Las
guías turísticas nos advierten de lugares peligrosos en los que nos pueden
quitar la cartera sin que nos demos cuenta. Si se quedan ustedes parados como
pasmarotes ante el maravilloso reloj astronómico de Praga o ensimismados entre el
colorido de las Ramblas de Barcelona, es muy posible que sean blanco fácil de
carteristas y descuideros. Sus técnicas son depuradas y en cuanto agarran un
monedero lo pasan al instante a un compinche, de manera que quien está detrás
puede alzar sus manos y pedir que le registren. Cuando los hurtos o los tirones
aumentan se dice que hay un incremento de la inseguridad ciudadana; si las
cifras descienden, los delegados gubernativos preparan una rueda de prensa y nos
desgranan orgullosos datos y porcentajes sobre la eficacia policial.
En
cambio, los robos perpetrados con corbata desde un despacho elegante parece
como si no lo fueran, como si no contaran en las estadísticas de la inseguridad
ciudadana: es lo que le pasaba a los ancianos que llevaban su cartera bien agarrada
por la calle, pero que fue en una oficina enmoquetada donde les volatilizaron sus
ahorros de forma preferente.

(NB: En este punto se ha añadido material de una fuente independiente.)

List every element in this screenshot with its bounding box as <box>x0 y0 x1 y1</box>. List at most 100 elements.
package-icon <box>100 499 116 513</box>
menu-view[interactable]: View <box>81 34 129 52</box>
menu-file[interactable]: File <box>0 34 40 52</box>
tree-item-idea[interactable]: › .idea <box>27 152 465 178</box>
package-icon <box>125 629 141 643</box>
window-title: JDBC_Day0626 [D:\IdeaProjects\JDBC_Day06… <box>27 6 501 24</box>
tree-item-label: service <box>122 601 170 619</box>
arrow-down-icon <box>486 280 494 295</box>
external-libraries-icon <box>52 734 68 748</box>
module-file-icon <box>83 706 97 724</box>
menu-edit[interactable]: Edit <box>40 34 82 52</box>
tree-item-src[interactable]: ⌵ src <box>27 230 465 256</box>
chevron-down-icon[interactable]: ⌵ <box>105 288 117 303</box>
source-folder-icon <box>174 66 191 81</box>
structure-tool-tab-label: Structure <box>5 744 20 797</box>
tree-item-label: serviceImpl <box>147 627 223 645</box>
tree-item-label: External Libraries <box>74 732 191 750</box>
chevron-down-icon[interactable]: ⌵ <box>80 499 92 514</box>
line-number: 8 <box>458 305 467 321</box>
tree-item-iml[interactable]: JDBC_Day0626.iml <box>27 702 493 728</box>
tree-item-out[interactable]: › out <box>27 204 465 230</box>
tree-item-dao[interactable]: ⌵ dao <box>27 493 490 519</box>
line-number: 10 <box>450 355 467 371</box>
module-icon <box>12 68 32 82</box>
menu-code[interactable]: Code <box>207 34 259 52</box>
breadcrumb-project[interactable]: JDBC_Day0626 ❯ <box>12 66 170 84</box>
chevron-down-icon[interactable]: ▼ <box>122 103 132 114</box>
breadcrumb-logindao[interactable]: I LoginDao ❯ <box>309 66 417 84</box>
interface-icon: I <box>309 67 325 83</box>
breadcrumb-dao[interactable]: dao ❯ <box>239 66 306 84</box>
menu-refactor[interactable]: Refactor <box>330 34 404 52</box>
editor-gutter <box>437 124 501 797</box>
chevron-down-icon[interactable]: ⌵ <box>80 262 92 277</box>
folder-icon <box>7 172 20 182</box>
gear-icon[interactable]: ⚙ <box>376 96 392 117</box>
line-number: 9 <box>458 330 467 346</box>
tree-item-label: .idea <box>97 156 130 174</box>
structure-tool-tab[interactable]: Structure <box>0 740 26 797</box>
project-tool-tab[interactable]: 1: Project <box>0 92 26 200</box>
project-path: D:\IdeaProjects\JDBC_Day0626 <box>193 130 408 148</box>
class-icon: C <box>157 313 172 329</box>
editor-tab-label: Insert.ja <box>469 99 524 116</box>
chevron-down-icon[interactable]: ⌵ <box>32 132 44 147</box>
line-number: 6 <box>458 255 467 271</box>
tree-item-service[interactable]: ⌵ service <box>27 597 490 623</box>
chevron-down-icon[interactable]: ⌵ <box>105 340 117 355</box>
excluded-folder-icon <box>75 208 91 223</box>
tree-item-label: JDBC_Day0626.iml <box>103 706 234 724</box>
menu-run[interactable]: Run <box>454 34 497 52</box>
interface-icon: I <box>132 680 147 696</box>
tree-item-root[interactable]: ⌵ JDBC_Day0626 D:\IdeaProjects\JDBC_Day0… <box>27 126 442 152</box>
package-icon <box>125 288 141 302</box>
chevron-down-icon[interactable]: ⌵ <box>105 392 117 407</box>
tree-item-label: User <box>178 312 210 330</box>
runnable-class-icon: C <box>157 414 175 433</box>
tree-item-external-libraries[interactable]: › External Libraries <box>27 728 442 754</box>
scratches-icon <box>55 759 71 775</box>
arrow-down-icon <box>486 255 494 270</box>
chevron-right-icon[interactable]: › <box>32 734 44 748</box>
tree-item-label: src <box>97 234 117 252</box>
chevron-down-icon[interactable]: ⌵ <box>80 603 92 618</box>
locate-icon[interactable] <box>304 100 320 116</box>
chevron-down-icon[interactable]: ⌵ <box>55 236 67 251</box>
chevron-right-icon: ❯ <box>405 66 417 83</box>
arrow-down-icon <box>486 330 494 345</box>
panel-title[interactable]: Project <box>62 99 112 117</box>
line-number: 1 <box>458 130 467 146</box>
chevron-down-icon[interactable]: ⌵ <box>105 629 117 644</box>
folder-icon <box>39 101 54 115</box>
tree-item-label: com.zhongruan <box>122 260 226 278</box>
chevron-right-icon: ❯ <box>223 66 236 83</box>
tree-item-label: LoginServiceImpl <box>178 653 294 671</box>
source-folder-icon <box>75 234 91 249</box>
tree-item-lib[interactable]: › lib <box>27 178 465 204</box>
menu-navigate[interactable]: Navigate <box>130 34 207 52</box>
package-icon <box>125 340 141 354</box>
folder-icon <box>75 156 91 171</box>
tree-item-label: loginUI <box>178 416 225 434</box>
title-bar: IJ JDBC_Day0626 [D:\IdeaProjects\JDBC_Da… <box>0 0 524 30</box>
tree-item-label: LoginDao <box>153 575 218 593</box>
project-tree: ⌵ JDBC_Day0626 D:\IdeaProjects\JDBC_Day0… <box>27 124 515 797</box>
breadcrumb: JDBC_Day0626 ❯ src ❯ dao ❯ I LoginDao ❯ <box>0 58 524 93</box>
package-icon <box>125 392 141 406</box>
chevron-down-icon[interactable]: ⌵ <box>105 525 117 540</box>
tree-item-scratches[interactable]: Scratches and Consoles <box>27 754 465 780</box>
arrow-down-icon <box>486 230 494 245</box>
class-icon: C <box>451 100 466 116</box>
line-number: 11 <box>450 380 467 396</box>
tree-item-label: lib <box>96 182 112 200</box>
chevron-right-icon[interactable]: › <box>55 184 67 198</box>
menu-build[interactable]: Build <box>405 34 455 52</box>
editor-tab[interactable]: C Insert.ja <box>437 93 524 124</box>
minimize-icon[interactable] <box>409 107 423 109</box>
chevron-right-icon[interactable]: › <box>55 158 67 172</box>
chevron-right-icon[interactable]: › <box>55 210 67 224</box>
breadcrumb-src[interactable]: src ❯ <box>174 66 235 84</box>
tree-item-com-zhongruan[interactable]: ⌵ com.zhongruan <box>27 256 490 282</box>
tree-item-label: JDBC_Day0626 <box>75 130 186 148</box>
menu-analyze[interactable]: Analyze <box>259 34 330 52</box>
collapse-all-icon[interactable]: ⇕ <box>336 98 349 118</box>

La gravedad
de la corrupción que hemos padecido y
seguimos sufriendo no está solo en saber quién se ha llevado a casa un dinero
de manera espuria, sino a quién se lo han arrebatado. Porque cada donativo de
empresarios que acababa en sobres marrones nos lo estaban (y nos lo están)
cobrando a cada uno de nosotros en los injustos y desatados precios de las
viviendas, desde el inicio de los 90 y hasta hoy. Eso sí que es inseguridad
ciudadana y no los carteristas del metro.
Publicado
en EL PERIÓDICO EXTREMADURA el 22 de julio de 2013.